Message des voeux à la presse
DZON Mathias
ALLIANCE POUR LA REPUBLIQUE
ET LA DEMOCRATIE (A.R.D)
1884, Rue Mouléké bis, Ouenzé
Brazzaville,
République du Congo Justice-Démocratie-Paix.
***********
Les vœux du président de l’ARD à la presse.



Distingués invités,
Mesdames, messieurs,


Comme le dit un adage populaire, « mieux vaut tard que jamais ». En effet, absent du Congo depuis un peu plus d’un mois, je n’ai pas pu comme je le souhaitais, vous présenter plus tôt, les vœux de nouvel an de notre groupement politique, l’Alliance pour la République et la Démocratie. Aujourd’hui, je viens devant vous m’acquitter de ce devoir. Ainsi, au nom de la Conférence des présidents de l’ARD et en mon nom personnel, je forme pour vous-même et pour vos familles respectives, des vœux de santé, de longévité et de bonheur pour la nouvelle année.
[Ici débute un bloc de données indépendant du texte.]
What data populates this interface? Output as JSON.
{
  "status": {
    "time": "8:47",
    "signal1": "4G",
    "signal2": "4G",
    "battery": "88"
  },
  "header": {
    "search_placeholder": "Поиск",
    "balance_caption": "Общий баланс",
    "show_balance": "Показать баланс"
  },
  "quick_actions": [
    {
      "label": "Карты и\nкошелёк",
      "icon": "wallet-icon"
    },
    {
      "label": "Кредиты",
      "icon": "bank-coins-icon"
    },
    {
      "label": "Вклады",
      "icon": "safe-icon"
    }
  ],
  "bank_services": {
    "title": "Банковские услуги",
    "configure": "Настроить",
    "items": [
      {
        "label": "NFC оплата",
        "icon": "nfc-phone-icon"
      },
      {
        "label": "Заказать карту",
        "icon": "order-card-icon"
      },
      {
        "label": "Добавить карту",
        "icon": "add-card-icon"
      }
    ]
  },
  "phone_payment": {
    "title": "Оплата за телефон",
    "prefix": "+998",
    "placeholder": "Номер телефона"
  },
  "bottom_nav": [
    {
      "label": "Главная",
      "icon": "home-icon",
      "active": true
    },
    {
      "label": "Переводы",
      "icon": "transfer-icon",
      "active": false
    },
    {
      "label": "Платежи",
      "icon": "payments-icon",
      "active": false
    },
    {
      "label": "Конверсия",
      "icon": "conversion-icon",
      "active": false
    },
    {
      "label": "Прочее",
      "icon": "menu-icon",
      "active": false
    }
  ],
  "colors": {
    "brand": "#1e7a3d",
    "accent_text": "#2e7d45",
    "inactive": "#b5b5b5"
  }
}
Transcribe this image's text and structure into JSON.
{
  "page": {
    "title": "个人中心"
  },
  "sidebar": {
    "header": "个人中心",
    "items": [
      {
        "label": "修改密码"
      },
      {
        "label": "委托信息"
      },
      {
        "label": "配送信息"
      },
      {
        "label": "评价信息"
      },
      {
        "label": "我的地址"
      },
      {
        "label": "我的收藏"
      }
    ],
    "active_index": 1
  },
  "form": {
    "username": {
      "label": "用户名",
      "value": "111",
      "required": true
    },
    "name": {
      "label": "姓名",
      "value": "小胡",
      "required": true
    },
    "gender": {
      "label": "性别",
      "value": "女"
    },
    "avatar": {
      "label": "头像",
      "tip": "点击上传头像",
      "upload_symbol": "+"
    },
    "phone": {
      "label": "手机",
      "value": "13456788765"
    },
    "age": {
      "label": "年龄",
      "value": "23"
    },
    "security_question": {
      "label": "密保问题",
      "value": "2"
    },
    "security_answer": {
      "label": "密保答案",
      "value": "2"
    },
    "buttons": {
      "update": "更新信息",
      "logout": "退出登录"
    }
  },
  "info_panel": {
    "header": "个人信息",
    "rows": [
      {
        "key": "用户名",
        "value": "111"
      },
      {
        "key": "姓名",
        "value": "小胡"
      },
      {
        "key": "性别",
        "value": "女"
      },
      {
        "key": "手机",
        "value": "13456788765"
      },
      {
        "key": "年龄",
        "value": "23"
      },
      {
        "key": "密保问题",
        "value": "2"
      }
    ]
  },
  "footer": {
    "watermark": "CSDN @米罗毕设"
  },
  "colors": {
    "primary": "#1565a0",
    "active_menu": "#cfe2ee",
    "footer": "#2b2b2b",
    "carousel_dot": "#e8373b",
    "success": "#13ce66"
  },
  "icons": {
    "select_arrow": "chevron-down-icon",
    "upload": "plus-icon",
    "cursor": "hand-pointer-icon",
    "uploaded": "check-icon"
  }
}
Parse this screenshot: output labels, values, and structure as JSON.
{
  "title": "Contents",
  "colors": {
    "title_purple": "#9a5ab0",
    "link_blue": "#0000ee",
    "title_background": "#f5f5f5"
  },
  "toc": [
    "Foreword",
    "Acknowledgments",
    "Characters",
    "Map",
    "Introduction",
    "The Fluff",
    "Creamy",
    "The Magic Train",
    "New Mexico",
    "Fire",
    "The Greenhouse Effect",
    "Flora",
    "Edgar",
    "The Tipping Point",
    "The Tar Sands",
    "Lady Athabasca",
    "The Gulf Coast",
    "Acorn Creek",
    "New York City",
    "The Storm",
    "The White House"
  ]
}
Que 2012 soit pour chacun de vous, une année de réussite personnelle, de promotion professionnelle et de mieux-être général.


Distingués invités,
Mesdames, messieurs,


Je vais énoncer une vérité d’évidence en rappelant que dans les sociétés démocratiques, la presse représente le quatrième pouvoir après les pouvoirs exécutif, législatif et judiciaire. Dans ces sociétés, parce qu’elle est libre et responsable, la presse fournit à ses destinataires une information équilibrée, vérifiée et recoupée et donc relativement objective. Elle ne se complait pas à être un pâle instrument de propagande du pouvoir politique, d’un parti ou d’un groupement de partis. Elle diffuse les opinions de toutes les sensibilités politiques. Bref, elle exerce son office conformément à la déontologie professionnelle du métier de journalisme. De ce fait, elle suscite le respect et la crainte des acteurs politiques dont elle peut faire et défaire les carrières.
A l’inverse de cette tendance, au Congo, je note l’émergence d’un certain esprit partisan. Certains organes de presse se complaisent très souvent à célébrer le culte de la personnalité des responsables politiques et à servir d’instrument de propagande nauséabonde du pouvoir.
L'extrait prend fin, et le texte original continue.